Executivo do futebol alemão pede boicote à Copa do Mundo para protestar contra Trump

Göttlich também criticou o presidente da FIFA, Gianni Infantino – amplamente visto como um aliado próximo de Trump – acusando a liderança do futebol de aplicar padrões duplos.

“O Qatar era demasiado político para todos e agora somos completamente apolíticos?” ele disse. “Isso realmente me incomoda.”

Os seus comentários acrescentam impulso a um debate crescente na Europa sobre se o desporto global pode permanecer isolado da política, à medida que Trump aumenta a pressão sobre os aliados – desde ameaças em torno da Gronelândia até à ação militar dos EUA na Venezuela – ao mesmo tempo que trata o Campeonato do Mundo como um importante troféu de poder brando do seu segundo mandato.

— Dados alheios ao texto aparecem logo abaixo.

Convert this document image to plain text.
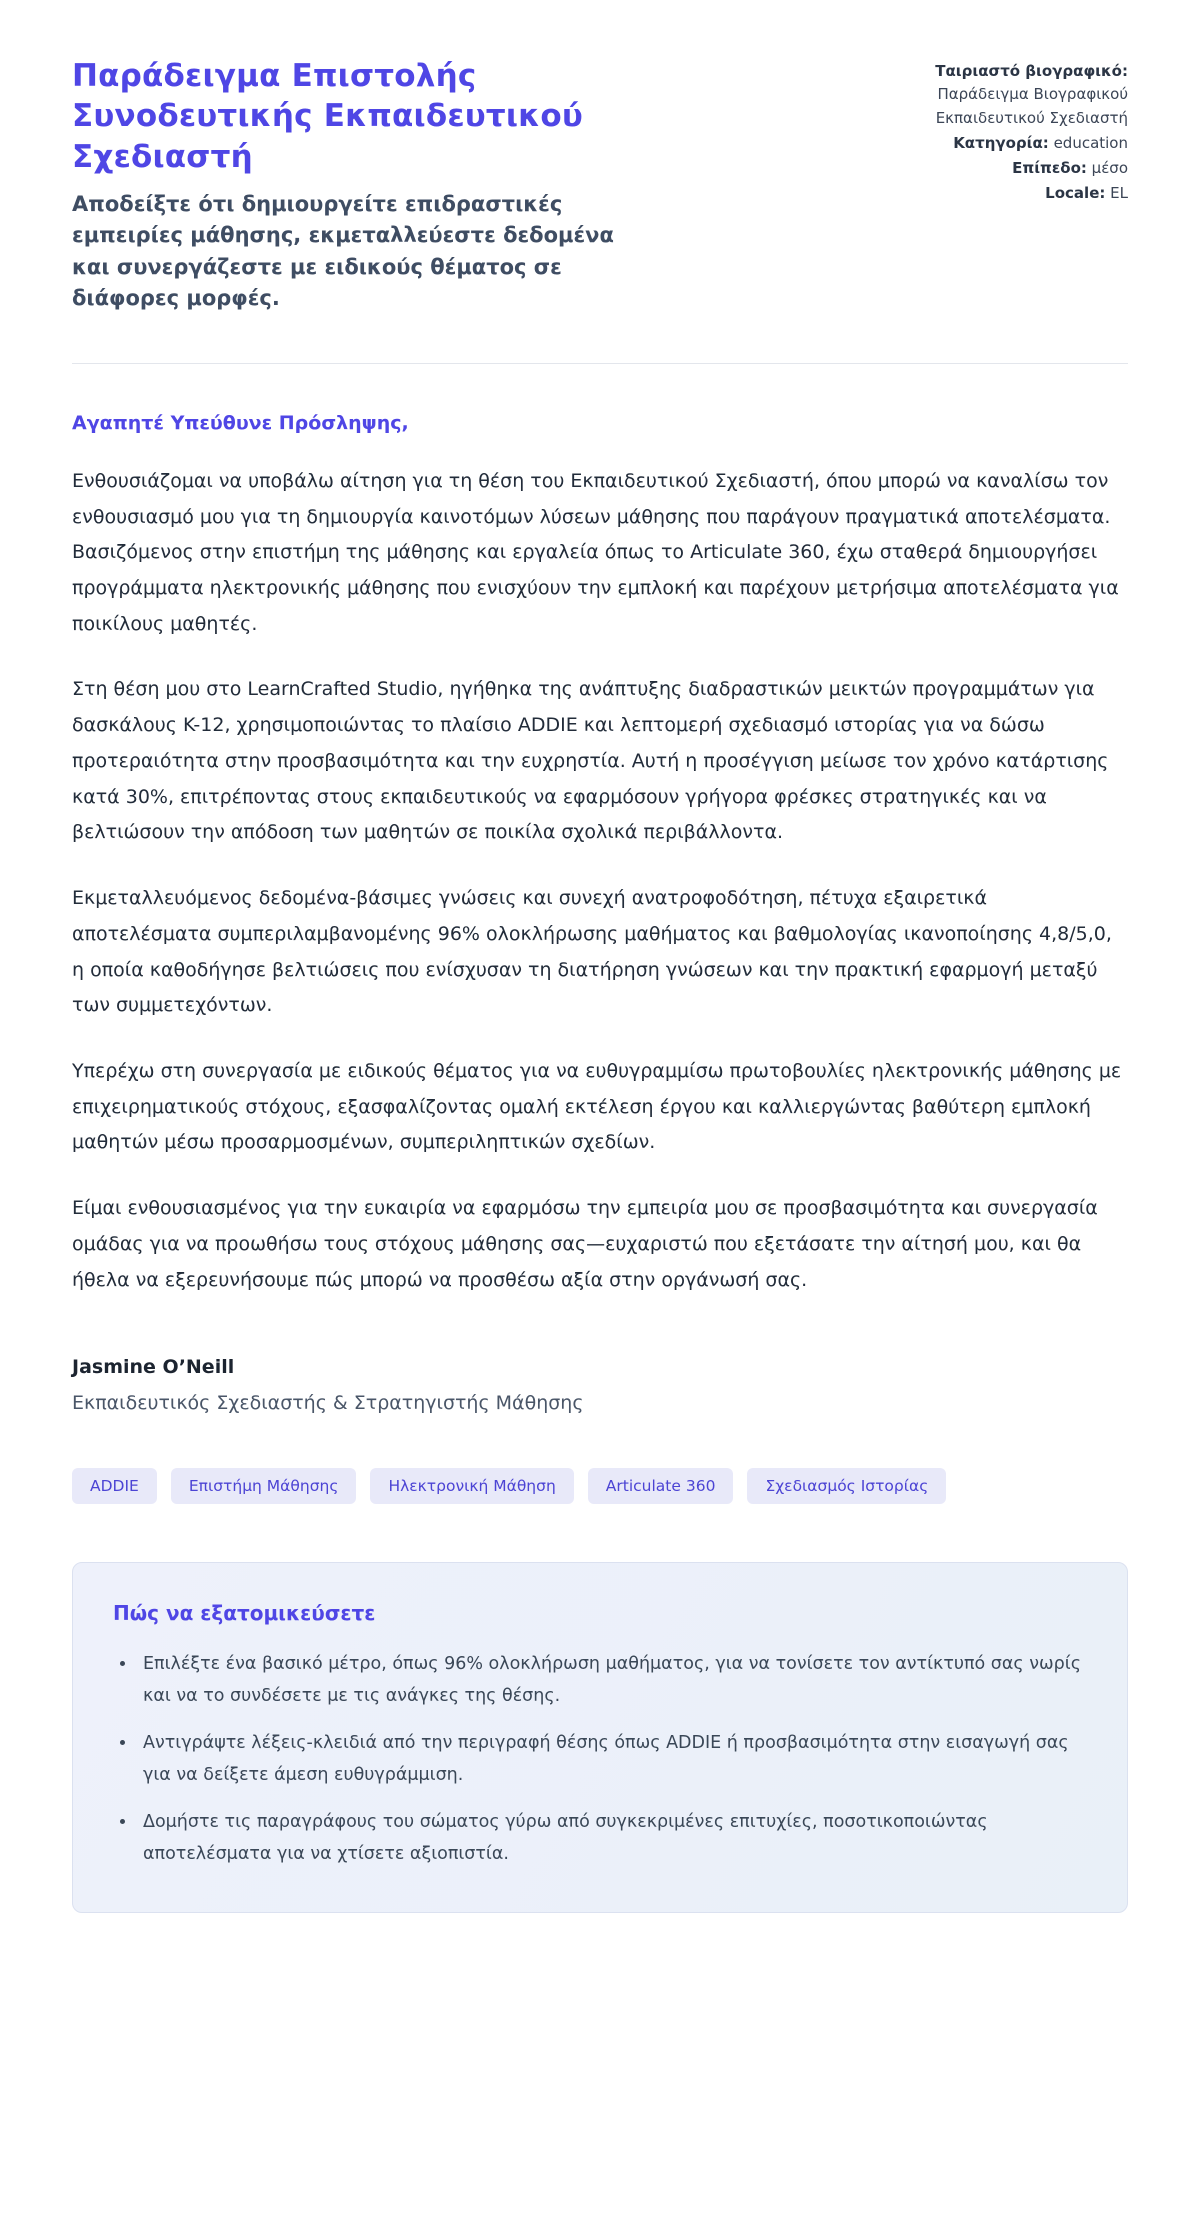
Παράδειγμα Επιστολής Συνοδευτικής Εκπαιδευτικού Σχεδιαστή

Αποδείξτε ότι δημιουργείτε επιδραστικές εμπειρίες μάθησης, εκμεταλλεύεστε δεδομένα και συνεργάζεστε με ειδικούς θέματος σε διάφορες μορφές.

Ταιριαστό βιογραφικό:
Παράδειγμα Βιογραφικού Εκπαιδευτικού Σχεδιαστή
Κατηγορία: education
Επίπεδο: μέσο
Locale: EL

Αγαπητέ Υπεύθυνε Πρόσληψης,

Ενθουσιάζομαι να υποβάλω αίτηση για τη θέση του Εκπαιδευτικού Σχεδιαστή, όπου μπορώ να καναλίσω τον ενθουσιασμό μου για τη δημιουργία καινοτόμων λύσεων μάθησης που παράγουν πραγματικά αποτελέσματα. Βασιζόμενος στην επιστήμη της μάθησης και εργαλεία όπως το Articulate 360, έχω σταθερά δημιουργήσει προγράμματα ηλεκτρονικής μάθησης που ενισχύουν την εμπλοκή και παρέχουν μετρήσιμα αποτελέσματα για ποικίλους μαθητές.

Στη θέση μου στο LearnCrafted Studio, ηγήθηκα της ανάπτυξης διαδραστικών μεικτών προγραμμάτων για δασκάλους K-12, χρησιμοποιώντας το πλαίσιο ADDIE και λεπτομερή σχεδιασμό ιστορίας για να δώσω προτεραιότητα στην προσβασιμότητα και την ευχρηστία. Αυτή η προσέγγιση μείωσε τον χρόνο κατάρτισης κατά 30%, επιτρέποντας στους εκπαιδευτικούς να εφαρμόσουν γρήγορα φρέσκες στρατηγικές και να βελτιώσουν την απόδοση των μαθητών σε ποικίλα σχολικά περιβάλλοντα.

Εκμεταλλευόμενος δεδομένα-βάσιμες γνώσεις και συνεχή ανατροφοδότηση, πέτυχα εξαιρετικά αποτελέσματα συμπεριλαμβανομένης 96% ολοκλήρωσης μαθήματος και βαθμολογίας ικανοποίησης 4,8/5,0, η οποία καθοδήγησε βελτιώσεις που ενίσχυσαν τη διατήρηση γνώσεων και την πρακτική εφαρμογή μεταξύ των συμμετεχόντων.

Υπερέχω στη συνεργασία με ειδικούς θέματος για να ευθυγραμμίσω πρωτοβουλίες ηλεκτρονικής μάθησης με επιχειρηματικούς στόχους, εξασφαλίζοντας ομαλή εκτέλεση έργου και καλλιεργώντας βαθύτερη εμπλοκή μαθητών μέσω προσαρμοσμένων, συμπεριληπτικών σχεδίων.

Είμαι ενθουσιασμένος για την ευκαιρία να εφαρμόσω την εμπειρία μου σε προσβασιμότητα και συνεργασία ομάδας για να προωθήσω τους στόχους μάθησης σας—ευχαριστώ που εξετάσατε την αίτησή μου, και θα ήθελα να εξερευνήσουμε πώς μπορώ να προσθέσω αξία στην οργάνωσή σας.

Jasmine O’Neill

Εκπαιδευτικός Σχεδιαστής & Στρατηγιστής Μάθησης

ADDIE	Επιστήμη Μάθησης	Ηλεκτρονική Μάθηση	Articulate 360	Σχεδιασμός Ιστορίας
Πώς να εξατομικεύσετε
• Επιλέξτε ένα βασικό μέτρο, όπως 96% ολοκλήρωση μαθήματος, για να τονίσετε τον αντίκτυπό σας νωρίς και να το συνδέσετε με τις ανάγκες της θέσης.
• Αντιγράψτε λέξεις-κλειδιά από την περιγραφή θέσης όπως ADDIE ή προσβασιμότητα στην εισαγωγή σας για να δείξετε άμεση ευθυγράμμιση.
• Δομήστε τις παραγράφους του σώματος γύρω από συγκεκριμένες επιτυχίες, ποσοτικοποιώντας αποτελέσματα για να χτίσετε αξιοπιστία.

Nem todos os governos são receptivos. O ministro dos Esportes da França disse esta semana que “não há desejo” em Paris de boicotar o torneio, que será co-organizado pelos EUA, Canadá e México, argumentando que o esporte deveria permanecer separado da política.

Ainda assim, vários líderes do futebol europeu já demonstraram vontade de entrar em disputas políticas. A presidente da federação de futebol da Noruega, Lise Klaveness, criticou repetidamente as questões de direitos humanos ligadas aos grandes torneios, enquanto a associação de futebol da Irlanda pressionou para excluir Israel das competições internacionais antes do acordo de paz de Gaza no ano passado.

Göttlich também rejeitou as preocupações de que um boicote puniria injustamente os jogadores, incluindo as estrelas internacionais do St. Pauli.

“A vida de um jogador profissional não vale mais do que a vida de inúmeras pessoas em diversas regiões que estão sendo atacadas ou ameaçadas direta ou indiretamente pelo anfitrião da Copa do Mundo”, disse ele.